Schedule E is $30k (rent) - $18k (interest) - $5k (prop tax) - $5k (maint) - $12.7k (depreciation) = -$10.7k

New cash flow re: daughter: -<$28k <-- -$30k to daughter + $30k from rent - $28k (IT and maint) = -$28k + Sch E loss if any


Renting to a third party yields exactly the same results but the daughter presumably gets a house that she wants right now. Even if the 26 yo daughter could qualify for a $500k mortgage, any repairs are tax deductible and the daughter would likely have some say on renovations and materials.
Title: Re: When does depreciation begin on a property?
Post by: LightStache on March 28, 2022, 07:10:04 AM
Renting to a third party yields exactly the same results but the daughter presumably gets a house that she wants right now.

Yes, we agree.
Title: Re: When does depreciation begin on a property?
Post by: soulpatchmike on March 28, 2022, 10:41:10 AM
I've started reading about real estate investment out of curiosity. I haven't made any moves yet. I keep seeing the concept of depreciation brought up and how the IRS has determined your property will depreciate x amount per year over 27.5 years, etc. Cool.

Maybe this is a stupid question, but does the depreciation begin when the property is constructed and ready for use? Or does it begin when I buy it and it becomes ready for use? For example, a house that is, say, 100 years old (far exceeding 27.5 years) is purchased by me and made ready to rent out. I can take depreciation on this property for 27.5 years? And then the next person who owns it? And so on? Does a property ever stop being able to depreciate?
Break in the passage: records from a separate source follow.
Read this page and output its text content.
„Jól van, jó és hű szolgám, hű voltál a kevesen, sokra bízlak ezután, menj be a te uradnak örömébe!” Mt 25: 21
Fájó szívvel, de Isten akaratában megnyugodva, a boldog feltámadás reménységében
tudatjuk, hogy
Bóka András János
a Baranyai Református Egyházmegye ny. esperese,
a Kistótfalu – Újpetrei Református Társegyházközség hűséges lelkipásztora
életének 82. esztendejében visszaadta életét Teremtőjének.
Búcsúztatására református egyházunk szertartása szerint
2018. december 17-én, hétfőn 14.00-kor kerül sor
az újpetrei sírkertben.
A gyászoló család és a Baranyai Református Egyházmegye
tl;dr: Is it 27.5 years one time from when the property is built, or 27.5 years each time the property changes investor hands?
Depreciation has nothing to do with the age of a property or a reduction of value over time. It simply reduces the cost basis of your asset over time and provides a tax benefit during the time of ownership.   Today the IRS only allows 27.5 years for residential real estate.  The depreciation starts when you close on the property or the day that you start to market it for rent if changing its use.  Once you sell, you recapture the depreciation taken to reduce the cost basis at 25%.  It is a benefit during ownership, but is not free when you sell.